Mizan
- Front page of the first number
- Type: Daily newspaper
- Editor: Abdolali Bazargan
- General manager: Reza Sadr
- Launched: 7 September 1980
- Ceased publication: 7 June 1981 (ban)
- Political alignment: Freedom Movement of Iran
- Language: Persian
- Headquarters: No. 243, Motahari St., Tehran
- Country: Iran
- OCLC number: 175778651
- Free online archives: Archive

= Mizan (Iranian newspaper) =

Defunct daily newspaper in Iran (1980–1981)

Mizan (میزان) was an Iranian daily newspaper that was published from 1980 to 1981 as the organ of the Freedom Movement of Iran.

It was one of the most influential publications during that period and was described as the "largest opposition newspaper" in the country at the time it was banned.

== History ==
The first issue of Mizan was published on 7 September 1980. On 18 November 1980, masked men attacked the newspaper's offices. Though they did not reveal their identity, The Washington Post reported that they are believed to be hezbollahi youth who were "acting on an exhortation from Khomeini Sunday to "resist" newspapers with articles reflecting views of those who want to remove the clergy from the political scene".

Mizan extensively covered trial of Abbas Amir-Entezam, who was charged with espionage, and strongly supported his defense arguments. The reports led to lawsuits against the newspaper and charges of publishing "confusing reports... designed to discredit the court". According to The Christian Science Monitor, an editorial in the paper embarrassed judicial authorities when it revealed Amir-Entezam had been charged before any official translation of U.S. embassy documents on which the charges were based, was made.

The newspaper was critical of the hostage crisis and after the Americans were released in January 1981, it slammed handling of the issue by asking why it had not been "resolved sooner and better", and "why is the government and the speaker of parliament calling this a big victory and congratulating each other?". On 27 January 1981, 120 MPs wrote an open letter which said some newspapers were "using every means to poison the mind of the public", referring to Mizan and Enghelab-e-Eslami without explicit naming them.

On 7 April 1981, the prosecutor-general closed down the newspaper and arrested its managing editor. The information ministry also ordered printing companies not to print it.
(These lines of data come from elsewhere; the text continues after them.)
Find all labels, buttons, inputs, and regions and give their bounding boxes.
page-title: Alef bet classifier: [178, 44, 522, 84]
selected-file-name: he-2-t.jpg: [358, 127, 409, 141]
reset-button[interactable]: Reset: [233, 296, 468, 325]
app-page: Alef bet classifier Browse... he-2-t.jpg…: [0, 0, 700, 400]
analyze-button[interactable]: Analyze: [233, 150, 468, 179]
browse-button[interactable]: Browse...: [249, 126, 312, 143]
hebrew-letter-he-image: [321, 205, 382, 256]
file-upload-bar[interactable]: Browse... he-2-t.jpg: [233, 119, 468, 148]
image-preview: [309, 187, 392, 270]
In the last issue published on that day, the newspaper had written in response to the accusations that its "only offense was to raise one basic question: whether the secretary general of a political party should also be chief justice", referring to Mohammad Beheshti who was secretary-general of the Islamic Republican Party.

The newspaper reappeared on the newsstands on 26 April with a pledge to "defend the independence of the judicial system and safeguard the liberties provided in the Constitution and the freedom of the press". However, it was soon banned indefinitely on 7 June 1981 and mobs attacked its main office.

== Political leaning ==
The newspaper claimed in its first editorial that it should not be considered the official organ of the Freedom Movement, and it does not belong neither to left-wing nor right-wing, rather would choose a moderate course as its name, Mizan, suggests. Orientation of the publication was described as "liberal" and "relatively moderate". It was under constant attack from fundamentalists as well as communists like Tudeh Party of Iran. Polemics of Mardom, Tudeh's official newspaper, constituted a regular topic on the newspaper. It also sided with president Abolhassan Banisadr. Mizan occasionally printed statements from the People's Mujahedin.

== Staff ==
Reza Sadr was the managing editor of Mizan while Abdolali Bazargan served as its editor. The newspaper regularly published articles by progressive clerics and figures associated with the Freedom Movement. Among contributors to the paper were Ezatollah Sahabi, Mohammad-Mehdi Jafari and Ebrahim Yazdi.